Всадники во главе с Никомедом почти без потерь отступили к лагерю. У рва, преграждавшего дорогу колесницам, бой разгорелся с новой силой. Вифинцы с мужеством на грани отчаяния отражали воинов Неоптолема. Сверкали обнаженные мечи, опускаясь на головы и плечи наступавших. Конец схватке положил крик: «Нас предали!» Кто-то обнаружил, что царь со своими телохранителями скрылся.
Никомед гнал коня. Его бессильная ярость вырывалась стонами. Память то оживляла сцены недавней битвы, то возвращала к истокам бедствия. Оно началось в таблине проконсула, с этих восковых табличек, которые заставил его подписать Маний Аквилий. Воск оказался роковым. Римлянин толкнул на войну, сам же остался в стороне. Он, как шакал, спрятался в кустах, ожидая конца сражения. Ему еще неизвестно, что Митридат, не ввел в бой своих главных сил. Пусть он встретится с ними сам!
На поле горели костры. Как вехи, они выделяли место недавнего сражения. Огненные языки пожирали обломки колесниц, щиты, древки копий. Дым щекотал ноздри. Тени прыгали по угрюмым, насупленным лицам пленных, ожидавших своей участи. Кто из них не слышал о жестокости Митридата! Никомед в своих посланиях величал его не иначе как людоедом! Ходили слухи, что он убил свою мать. Было известно, что он наводнил свою страну свирепыми северными варварами, готовясь спустить их как свору псов.
Что может ожидать тех, кто с оружием в руках вступил в его владения? Пытки и казнь? Мрак и сырость подземных штолен? Тяжелые весла понтийских триер?
Из лагеря, занятого понтийцами, доносились смех, шумные возгласы, звон кубков. Кто перед битвой не мечтает о такой встрече в кругу друзей? Кому не приятно оживить в памяти эпизоды недавней схватки? Но одним достается победа, другим — поражение. Одним — кубки с вином, другим — могилы или оковы.
О чем сейчас идет речь за столами? Славят ли там богов, даровавших победу, или злословят по поводу побежденных? Пленные, бывшие ближе к лагерю, прислушивались. Они вскоре научились выделять голос Митридата из десятка других. Это был звучный голос глашатая. Царь шутил. Он уверял, что может опоздать на сражение, но не на пир, и предлагал отметить победу состязанием едоков.
— Тебя никто не переест! — ответил ему кто-то.
После взрыва хохота царь вспомнил, что еще не знает, каковы трофеи.
Дальше нельзя было разобрать ни слова. Потом вдруг послышалось:
— Так где же они?
Прошло еще несколько мгновений, и пространство у лагеря покрылось огненными пятнами. Факелы приближались. Впереди шагал Митридат, похожий на великана. В правой его руке был факел, в левой — кубок. На некотором отдалении следовали его сподвижники.

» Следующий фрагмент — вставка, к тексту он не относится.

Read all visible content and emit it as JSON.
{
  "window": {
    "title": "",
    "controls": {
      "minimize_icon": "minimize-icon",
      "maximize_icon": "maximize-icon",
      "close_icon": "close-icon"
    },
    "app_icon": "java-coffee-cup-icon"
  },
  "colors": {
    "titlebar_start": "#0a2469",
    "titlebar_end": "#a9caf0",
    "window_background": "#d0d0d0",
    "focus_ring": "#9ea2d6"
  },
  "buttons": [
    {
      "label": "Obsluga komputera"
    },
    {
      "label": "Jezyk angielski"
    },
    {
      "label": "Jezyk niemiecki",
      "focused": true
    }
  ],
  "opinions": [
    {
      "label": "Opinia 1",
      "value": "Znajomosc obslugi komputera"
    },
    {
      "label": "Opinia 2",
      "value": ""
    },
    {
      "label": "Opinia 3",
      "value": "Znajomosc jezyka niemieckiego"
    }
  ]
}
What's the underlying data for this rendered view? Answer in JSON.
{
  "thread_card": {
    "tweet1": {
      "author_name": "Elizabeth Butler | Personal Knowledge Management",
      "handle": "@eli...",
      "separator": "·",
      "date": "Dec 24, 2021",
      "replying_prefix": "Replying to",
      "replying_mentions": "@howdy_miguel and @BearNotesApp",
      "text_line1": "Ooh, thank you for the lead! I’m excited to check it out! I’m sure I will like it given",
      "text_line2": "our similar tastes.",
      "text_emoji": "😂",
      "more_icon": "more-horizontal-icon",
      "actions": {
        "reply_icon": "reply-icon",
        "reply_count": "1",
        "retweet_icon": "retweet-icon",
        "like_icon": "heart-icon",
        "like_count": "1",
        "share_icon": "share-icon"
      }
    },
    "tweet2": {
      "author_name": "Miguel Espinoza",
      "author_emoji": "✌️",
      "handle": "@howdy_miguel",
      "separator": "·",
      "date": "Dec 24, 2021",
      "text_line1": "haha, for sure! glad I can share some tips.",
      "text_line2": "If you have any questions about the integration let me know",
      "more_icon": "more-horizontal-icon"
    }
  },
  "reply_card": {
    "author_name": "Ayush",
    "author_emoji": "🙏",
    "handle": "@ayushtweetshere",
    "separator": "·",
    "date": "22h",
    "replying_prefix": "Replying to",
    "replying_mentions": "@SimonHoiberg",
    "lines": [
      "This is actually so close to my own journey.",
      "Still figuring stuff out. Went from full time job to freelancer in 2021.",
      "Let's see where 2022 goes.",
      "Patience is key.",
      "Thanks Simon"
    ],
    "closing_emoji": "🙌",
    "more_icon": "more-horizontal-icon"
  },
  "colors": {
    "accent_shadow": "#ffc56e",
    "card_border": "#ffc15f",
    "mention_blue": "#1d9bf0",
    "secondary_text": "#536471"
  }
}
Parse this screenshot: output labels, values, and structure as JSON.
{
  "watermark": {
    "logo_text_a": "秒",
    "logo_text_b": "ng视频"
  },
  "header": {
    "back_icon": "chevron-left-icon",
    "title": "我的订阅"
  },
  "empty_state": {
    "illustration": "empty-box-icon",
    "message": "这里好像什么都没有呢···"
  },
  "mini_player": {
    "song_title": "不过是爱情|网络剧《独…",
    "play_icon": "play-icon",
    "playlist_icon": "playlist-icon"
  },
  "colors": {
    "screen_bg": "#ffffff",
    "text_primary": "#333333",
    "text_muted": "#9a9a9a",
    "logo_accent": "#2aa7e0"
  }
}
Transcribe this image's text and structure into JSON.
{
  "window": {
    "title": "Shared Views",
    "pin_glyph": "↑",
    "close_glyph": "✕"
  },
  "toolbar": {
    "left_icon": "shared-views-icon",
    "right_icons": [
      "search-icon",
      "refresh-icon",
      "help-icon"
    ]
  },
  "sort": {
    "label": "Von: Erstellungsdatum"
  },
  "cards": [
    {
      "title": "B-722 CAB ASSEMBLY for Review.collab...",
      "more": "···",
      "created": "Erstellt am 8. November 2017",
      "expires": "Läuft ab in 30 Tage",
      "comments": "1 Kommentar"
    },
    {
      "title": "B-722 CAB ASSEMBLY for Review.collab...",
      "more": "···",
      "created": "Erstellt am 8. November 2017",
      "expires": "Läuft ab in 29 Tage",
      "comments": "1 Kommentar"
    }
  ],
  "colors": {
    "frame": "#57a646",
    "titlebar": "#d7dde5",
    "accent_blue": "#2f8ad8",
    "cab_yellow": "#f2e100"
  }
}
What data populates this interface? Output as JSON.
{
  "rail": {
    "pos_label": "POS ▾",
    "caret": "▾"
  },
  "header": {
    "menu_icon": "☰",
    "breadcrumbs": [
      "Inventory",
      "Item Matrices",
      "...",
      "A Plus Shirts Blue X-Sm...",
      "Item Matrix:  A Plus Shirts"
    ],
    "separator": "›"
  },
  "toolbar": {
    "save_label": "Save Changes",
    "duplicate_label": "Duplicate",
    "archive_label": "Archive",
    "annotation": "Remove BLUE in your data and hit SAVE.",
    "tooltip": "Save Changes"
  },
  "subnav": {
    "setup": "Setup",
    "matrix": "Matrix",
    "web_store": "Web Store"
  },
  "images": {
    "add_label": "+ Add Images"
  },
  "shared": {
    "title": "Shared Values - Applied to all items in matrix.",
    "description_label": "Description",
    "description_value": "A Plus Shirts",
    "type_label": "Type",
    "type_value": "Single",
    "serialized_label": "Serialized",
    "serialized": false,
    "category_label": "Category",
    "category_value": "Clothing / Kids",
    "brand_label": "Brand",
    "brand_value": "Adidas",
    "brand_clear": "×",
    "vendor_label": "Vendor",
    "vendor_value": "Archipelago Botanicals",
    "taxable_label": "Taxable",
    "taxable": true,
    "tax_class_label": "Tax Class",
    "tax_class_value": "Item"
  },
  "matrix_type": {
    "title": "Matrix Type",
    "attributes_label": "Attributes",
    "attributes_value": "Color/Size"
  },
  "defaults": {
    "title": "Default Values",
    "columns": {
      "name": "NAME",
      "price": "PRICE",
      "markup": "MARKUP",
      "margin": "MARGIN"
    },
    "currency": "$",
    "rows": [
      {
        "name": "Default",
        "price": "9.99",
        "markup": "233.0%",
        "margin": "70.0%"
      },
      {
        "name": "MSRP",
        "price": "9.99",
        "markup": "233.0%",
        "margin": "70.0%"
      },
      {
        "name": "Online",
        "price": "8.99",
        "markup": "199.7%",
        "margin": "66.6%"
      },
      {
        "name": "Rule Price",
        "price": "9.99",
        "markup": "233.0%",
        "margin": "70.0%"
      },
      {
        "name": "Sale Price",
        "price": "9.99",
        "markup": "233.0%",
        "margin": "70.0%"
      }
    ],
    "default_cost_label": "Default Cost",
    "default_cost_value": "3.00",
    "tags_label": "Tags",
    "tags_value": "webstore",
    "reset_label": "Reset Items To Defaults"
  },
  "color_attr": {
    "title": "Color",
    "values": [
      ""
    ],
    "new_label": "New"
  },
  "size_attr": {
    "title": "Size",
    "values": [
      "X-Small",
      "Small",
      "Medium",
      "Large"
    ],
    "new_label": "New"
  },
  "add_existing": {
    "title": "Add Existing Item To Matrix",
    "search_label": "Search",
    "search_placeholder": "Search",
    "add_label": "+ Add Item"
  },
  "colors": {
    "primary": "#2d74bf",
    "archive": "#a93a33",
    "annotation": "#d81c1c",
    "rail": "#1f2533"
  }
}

Царь остановился. Факел ходил в его руке.
— Эй вы! — крикнул он во всю мощь своих легких. — Почему вы топчете мою землю? Расходитесь по домам!
Пленные замерли, ожидая подвоха.
— Отчего они медлят? — Митридат обернулся к подошедшему Неоптолему.
— У них нет денег на дорогу, — пошутил тот, вспомнив, что Никомед давно уже не платил своим воинам жалованья.
— Что же ты молчал? Путь до дома далек. Прикажи выдать каждому по статеру с моим изображением!
Неоптолем отступил на шаг. Это было просто безумие! Расплачиваться за Никомеда! Но херсонесит не успел вымолвить слово, как один из пленных бросился в ноги к Митридату.
— А тебе что надо? — спросил царь, освещая его факелом. — Может быть, тебе мало статера?
— Отец мой был рыбаком, — говорил пленник захлебываясь. — Он передал мне сеть и лодку. Я умею владеть острогою, но никогда не держал в руках меча. Стражники Никомеда пришли в мою хижину и увели меня. Вчерашняя битва была для меня первой. А этой ночью я уже простился с жизнью, с женой и детьми. И вот ты отпускаешь меня! И даешь мне деньги. Чем я могу тебе отплатить? Когда ты будешь в моих краях, зайди в мою хижину, я угощу тебя копчеными угрями!
— Копченые угри! — закричал Митридат. — Да ведь это пища богов! Старик Гомер напутал, что боги наслаждаются амброзией. Я уверен, что Посейдон, дав своим скакунам отдых, насаживает угрей на трезубец, а Гефест коптит их над пламенем горна. Стоит мне только вспомнить об этом лакомстве, и я готов бежать хоть к Геракловым Столбам. Но где же мне найти тебя, добрый человек?
— Моя деревня под Кизиком. Спросишь Евкрата.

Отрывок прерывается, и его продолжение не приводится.